With increasing pressures on aviation, Michael Adams, Executive Director, TrueNoord Services Ireland / Sales Director Europe, interprets the prevailing trends from a lessor’s perspective.
From flight shaming to legislation, aviation in Europe is facing greater scrutiny than ever before. With sufficient other transportation options that some see as a more efficient, cost effective and sustainable alternative, an increasing number of European countries are banning domestic flights below a determined length of distance and/or time – flights which have historically and predominantly been operated by regional aircraft. So, does Europe need, or even want to see widespread regional aircraft operations?
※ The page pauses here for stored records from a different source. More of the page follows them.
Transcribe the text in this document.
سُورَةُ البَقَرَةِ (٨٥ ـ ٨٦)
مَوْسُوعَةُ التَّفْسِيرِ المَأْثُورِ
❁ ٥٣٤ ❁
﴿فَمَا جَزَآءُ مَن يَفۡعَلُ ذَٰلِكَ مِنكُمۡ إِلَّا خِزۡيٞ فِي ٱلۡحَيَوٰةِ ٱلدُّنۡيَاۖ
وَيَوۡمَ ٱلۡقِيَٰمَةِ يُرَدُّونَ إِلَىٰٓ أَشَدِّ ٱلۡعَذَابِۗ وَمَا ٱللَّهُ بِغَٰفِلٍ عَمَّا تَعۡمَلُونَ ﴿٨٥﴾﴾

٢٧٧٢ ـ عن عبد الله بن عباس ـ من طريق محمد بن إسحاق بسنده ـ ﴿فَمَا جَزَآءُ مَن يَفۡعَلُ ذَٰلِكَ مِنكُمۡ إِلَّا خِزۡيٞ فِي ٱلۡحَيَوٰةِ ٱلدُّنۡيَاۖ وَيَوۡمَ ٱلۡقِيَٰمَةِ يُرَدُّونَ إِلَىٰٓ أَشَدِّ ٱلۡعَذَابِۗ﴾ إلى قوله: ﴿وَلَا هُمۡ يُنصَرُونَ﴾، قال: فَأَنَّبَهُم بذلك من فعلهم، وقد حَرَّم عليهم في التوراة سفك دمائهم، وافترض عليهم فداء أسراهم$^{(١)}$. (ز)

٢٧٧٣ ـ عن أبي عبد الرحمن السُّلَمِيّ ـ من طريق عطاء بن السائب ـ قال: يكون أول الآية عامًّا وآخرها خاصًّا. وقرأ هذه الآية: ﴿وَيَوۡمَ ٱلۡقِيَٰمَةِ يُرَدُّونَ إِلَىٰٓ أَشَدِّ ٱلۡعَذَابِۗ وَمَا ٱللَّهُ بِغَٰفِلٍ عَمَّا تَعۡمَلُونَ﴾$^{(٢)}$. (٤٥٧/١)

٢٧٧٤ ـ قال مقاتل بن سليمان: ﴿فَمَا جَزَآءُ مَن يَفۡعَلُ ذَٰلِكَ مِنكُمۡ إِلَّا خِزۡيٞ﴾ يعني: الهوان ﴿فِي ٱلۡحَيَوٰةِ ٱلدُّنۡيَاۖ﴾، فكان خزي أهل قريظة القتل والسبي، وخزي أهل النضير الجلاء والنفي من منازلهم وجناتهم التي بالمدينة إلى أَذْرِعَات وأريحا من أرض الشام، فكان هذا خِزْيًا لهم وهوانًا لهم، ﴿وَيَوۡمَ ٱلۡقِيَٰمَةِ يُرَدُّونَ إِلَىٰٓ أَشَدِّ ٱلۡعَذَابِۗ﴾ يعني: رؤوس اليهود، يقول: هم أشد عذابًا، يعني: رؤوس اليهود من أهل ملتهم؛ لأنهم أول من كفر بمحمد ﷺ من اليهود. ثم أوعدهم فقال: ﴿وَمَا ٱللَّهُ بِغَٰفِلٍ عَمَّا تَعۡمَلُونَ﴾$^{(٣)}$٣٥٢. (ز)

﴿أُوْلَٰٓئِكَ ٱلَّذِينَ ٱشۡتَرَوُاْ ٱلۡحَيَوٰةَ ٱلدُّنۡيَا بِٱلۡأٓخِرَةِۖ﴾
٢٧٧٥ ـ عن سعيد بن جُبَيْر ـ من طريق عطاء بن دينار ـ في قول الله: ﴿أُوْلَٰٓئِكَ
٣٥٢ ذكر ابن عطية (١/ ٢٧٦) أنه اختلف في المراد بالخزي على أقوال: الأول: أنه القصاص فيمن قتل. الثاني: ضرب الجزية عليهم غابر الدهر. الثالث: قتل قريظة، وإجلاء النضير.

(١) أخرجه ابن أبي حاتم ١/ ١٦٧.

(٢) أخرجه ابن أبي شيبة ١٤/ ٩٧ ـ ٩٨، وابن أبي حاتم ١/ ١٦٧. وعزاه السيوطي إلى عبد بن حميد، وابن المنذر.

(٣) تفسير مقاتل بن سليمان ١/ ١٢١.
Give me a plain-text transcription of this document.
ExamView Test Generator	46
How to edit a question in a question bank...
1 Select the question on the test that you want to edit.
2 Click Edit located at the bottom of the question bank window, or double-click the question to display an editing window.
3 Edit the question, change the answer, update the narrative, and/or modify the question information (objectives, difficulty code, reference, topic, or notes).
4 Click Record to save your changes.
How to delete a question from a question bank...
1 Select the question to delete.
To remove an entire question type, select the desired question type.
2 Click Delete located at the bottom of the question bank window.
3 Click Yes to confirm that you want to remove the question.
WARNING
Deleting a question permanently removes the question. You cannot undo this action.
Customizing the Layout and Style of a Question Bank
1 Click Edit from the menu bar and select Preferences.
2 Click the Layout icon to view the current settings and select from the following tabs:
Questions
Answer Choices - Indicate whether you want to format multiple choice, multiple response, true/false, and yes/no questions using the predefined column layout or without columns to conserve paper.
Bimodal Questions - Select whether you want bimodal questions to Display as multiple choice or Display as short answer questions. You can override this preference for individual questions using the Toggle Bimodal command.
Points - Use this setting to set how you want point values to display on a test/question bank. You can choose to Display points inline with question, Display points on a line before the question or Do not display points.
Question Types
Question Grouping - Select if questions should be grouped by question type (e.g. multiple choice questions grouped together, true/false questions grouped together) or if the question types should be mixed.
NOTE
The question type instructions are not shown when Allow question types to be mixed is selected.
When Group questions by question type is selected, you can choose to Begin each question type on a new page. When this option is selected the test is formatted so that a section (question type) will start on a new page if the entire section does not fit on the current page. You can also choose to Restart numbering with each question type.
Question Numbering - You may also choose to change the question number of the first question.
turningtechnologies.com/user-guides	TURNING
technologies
To answer this question, we need to explore some of Europe’s unique geographical aspects. It may be a continent with a significant land mass, but Europe also comprises 119 islands with a population of at least 10,000. Most are connected by ferry, tunnels, and bridges, but many also rely on flights to provide essential connectivity. The world’s shortest commercial flight from Westray to Papa Westray in Scotland’s Orkney Islands is one such example.
Europe also has many public service obligation (PSO) routes operated by regional aircraft, from northern Norway to the Greek Islands. The mere fact that these routes are served under PSO is recognition of the critical economic benefit of connectivity by air. However, there is growing pressure on operators of many such PSO routes to operate in a more environment, social and governance (ESG) conscious way. This explains why several operators have signed commitments with original equipment managers (OEMs) proposing aircraft with alternative electric or hydrogen powerplants.
It is with regional aircraft where we have already seen early step changes in more ESG conscious aircraft operations. Arguably Europe, with pressure from its people and their governments, and therefore European airlines operating regional aircraft, is at the forefront of such developments.
The question then turns to the structure of regional aircraft operations across Europe. In the US, major 34 Regional International – March/April 2022 airlines outsource most regional aircraft operations under capacity purchase agreements (CPA) and although some replication of this exists in Europe via specialist aircraft, crew, maintenance and insurance (ACMI) operators, most major European airlines prefer to keep regional aircraft operations in-house. The table below presents this growing trend in Europe. It is also interesting to note that one major European airline,
which has hitherto extensively used ACMI operators, has recently elected to establish its own in-house midsize regional jet operation.
Unlike the US model, one complexity that European ACMI operators face – especially where there is a requirement from their customers for multiple bases in different European countries – is in respect to crew contracts. Each jurisdiction has its own labour laws, which need to be adhered to.
Another benefit for European airlines with in-house regional aircraft operations is that regional aircraft provide those airlines that operate larger aircraft with the means to right-size in order to match demand. The positive effects of this have been clearly demonstrated throughout the COVID-19 pandemic. Trip cost rather than seat cost has returned to foremost importance to such airlines. Europe saw many examples of regional aircraft on routes traditionally flown by narrowbody aircraft including regional jet flights on routes up to four hours, for example from Southern Europe into Africa.
Further evidence of the impact of COVID-19 has been that many major European airlines have deferred their replacement of current-technology regional jets. Not only were lease deferral agreements often linked to lease extensions, but with so many European airlines securing government support to weather the pandemic, the greater the need was (and is) for these airlines to restore their balance sheets before committing to next generation regional jets. There are multiple examples of European airlines planning to operate their existing regional aircraft to the end of this decade before introducing next generation aircraft. We will also see more European airlines investing in cabin upgrades rather than replacement aircraft.
Across Europe there are indications of fleet simplification amongst Europe’s regional aircraft operators. This applies to rationalisation of aircraft types operated in the fleets of major European airlines, to consolidation in the gauge of the aircraft operated. Some have expressed interest in Airbus developing an A220-500, because this would allow fleet commonality through both regional and narrowbody aircraft operations. Furthermore, although there are notable European operators of De Havilland turboprops, many are being replaced by ATRs. This offers ATR
a tremendous opportunity and goes some way to explain the recent strengthening of lease rates for ATR72-600s. Has Embraer also recognised this? Will this argument justify the development of its planned new turboprop? Time will tell.
Europe also sees regional aircraft planned for innovative applications, from intercontinental all-business-class operations from London City Airport, to reconfigured current generation regional jets as corporate shuttles.
In conclusion, Europe is far from seeing the demise of regional aircraft operations. A combination of new technology addressing ESG concerns, requirement to right-size and the ongoing fulfilment of PSO obligations will see the continent’s operators look afresh at the solid business case for regional aircraft.